Diversified agribusiness company Godrej Agrovet Ltd would spend Rs 400 crore in capital expenditure over the next three years.
The company will utilise the money for adding new facilities in animal feed, agro chemical and oil mill.
Balram Singh Yadav, managing director, GAVL, said the company has over the past five years spent around Rs 500 crore towards modernisation of capacity. "The new capital expenditure is aimed at furthering the modernisation exercise and new facilities will be added to the portfolio as well. The money will be spent in three areas. New animal feed mills that will involve replacement as well as addition of capacity. The second area will be a greenfield agro chemical plant and the third an oil mill." The company will run out of capacity in a year in its oil palm plantation business and would complete the new plant by FY16-17. The three businesses will consume around Rs 400 core in capital investment in the next three years, Yadav said.
While the oil mill will set up in Andhra Pradesh, the agro chemical plant will come up in Gujarat and land has been acquired for it. "The location for animal feed mills is still work in progress," he said.
While it can fund the expansion through internal accruals, the company is not averse to the idea of borrowing given its healthy debt-to-equity ratio of 0.5:1.

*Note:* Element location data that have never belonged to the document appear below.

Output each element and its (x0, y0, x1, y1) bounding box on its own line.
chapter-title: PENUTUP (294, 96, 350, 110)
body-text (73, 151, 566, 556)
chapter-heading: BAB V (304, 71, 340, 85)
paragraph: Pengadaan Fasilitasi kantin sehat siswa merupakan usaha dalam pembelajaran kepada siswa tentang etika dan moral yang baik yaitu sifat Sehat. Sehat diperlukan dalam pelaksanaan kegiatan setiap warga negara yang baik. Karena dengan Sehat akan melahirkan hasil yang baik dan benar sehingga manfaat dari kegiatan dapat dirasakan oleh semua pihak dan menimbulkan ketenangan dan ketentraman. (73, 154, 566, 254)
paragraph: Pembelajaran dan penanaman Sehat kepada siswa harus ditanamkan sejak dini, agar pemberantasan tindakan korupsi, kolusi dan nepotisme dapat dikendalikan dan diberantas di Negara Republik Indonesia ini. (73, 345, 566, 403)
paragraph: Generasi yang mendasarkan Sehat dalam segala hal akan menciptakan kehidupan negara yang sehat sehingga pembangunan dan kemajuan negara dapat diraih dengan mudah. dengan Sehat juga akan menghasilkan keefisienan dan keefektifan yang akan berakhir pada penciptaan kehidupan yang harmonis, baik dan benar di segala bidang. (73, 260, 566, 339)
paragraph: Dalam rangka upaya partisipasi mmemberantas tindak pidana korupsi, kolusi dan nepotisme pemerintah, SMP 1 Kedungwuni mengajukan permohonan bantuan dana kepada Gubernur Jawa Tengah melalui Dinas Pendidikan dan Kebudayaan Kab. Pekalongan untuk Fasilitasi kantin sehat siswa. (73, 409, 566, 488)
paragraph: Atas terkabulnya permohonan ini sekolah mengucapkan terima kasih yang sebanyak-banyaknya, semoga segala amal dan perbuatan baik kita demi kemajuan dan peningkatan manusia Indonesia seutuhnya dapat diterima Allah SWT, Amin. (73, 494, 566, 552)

"While I don't see that happening but we can consider borrowing in case there is a need to increase the capital expenditure plans in the given time-frame," said Yadav.
In the seeds business, Godrej Agrovet has been buying third-party or genetic variety or germplasm (a living tissue from which new plants can be grown) to multiply and sell in the market.
The company is now working on developing its own germplasm, which will take two more seasons to be ready.
"Research and development activities typically take four to five years to materialise, and we will have our own intellectual property (IP) protected genetic variety (germplasm) post fiscal 2017. Apart from corn, we are also working at bajra and rice. We kick-started the R&D process in 2012 and will take two more kharif seasons. So by 2016 we should be ready with our own variety and commercialisation will happen in the kharif season of 2017," he said.
The company is looking at in-licensing opportunities with Japanese companies.
"It is very early stages and we are working aggressively in this direction. The opportunities being looked at include collaborations, in-licensing arrangement / understanding with Japanese chemical suppliers. The idea is to get some chemicals to sell in the Indian market and the nature of business is purely buying and selling. It may not be an exclusive arrangement though," he said.